Another dimension is concurrency and parallelism, which are different notions. A parallel GC can use several cores at the same time to mark live objects and/or move/copy and/or free/compact memory. While concurrent GC can do that while program does it work and allocates new objects/forgets about the old ones. Concurrent GC might do that in a single thread or in a parallel fashion. There's also a notion of incrementality: incremental GC can do some work, then stop, then resume from the same spot. Some people use "concurrent" and "incremental" as synonyms — obviously, if you have an incremental GC you can turn it into concurrent by running preemptively with mutators.
But these are kinda internal GC properties, from an external point of view, the main characteristics of a GC are throughput, latency and space (overhead).

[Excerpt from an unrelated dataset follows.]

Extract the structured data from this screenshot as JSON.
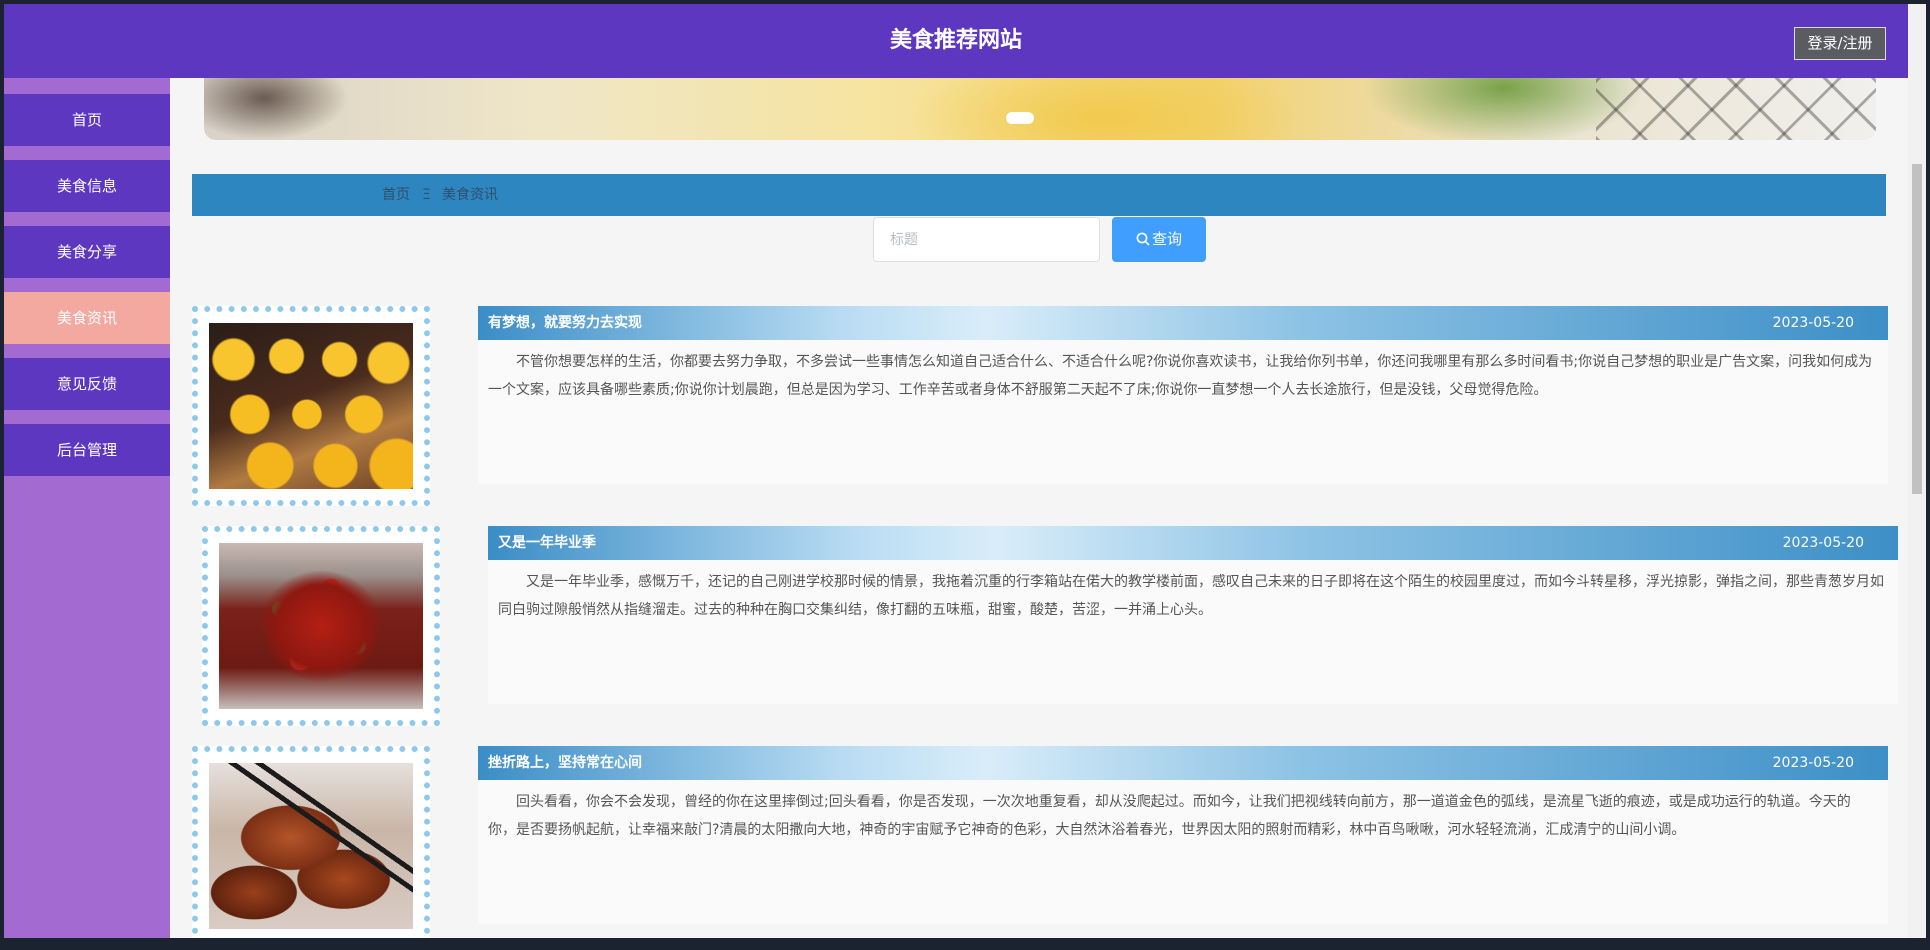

Throughput (as per usual) is how much garbage a collector can free per (sizeable) unit of time. It's very important if an application works in bursts allocating lots of temporary objects that need to be quickly freed before the next burst. Often Stop-the-World (STW) parallel collectors provide highest throughput.
Most usual throughput conflicts with latency i.e. how long a mutator thread have to wait for the GC to do its work before mutator can continue doing something useful. Modern GCs like the Java's Z and Shenandoha exhibit extremely low latencies.
Finally most GCs (RCs might show a counterexample) incur some memory overhead. The most obvious case is two-space copying collector that requires twice as much memory as the application otherwise would use.
And that's just the general very superficial picture, while there are lots of implementation details and programming language and application and workload specifics.
That said, I'd claim that well-designed and well-optimized tracing GC is overall more performant and beneficial that (general) reference counting. But very hard to implement. Still "serious languages" like Kotlin Native and AssemblyScript went from an RC to a tracing GC (somewhat recently).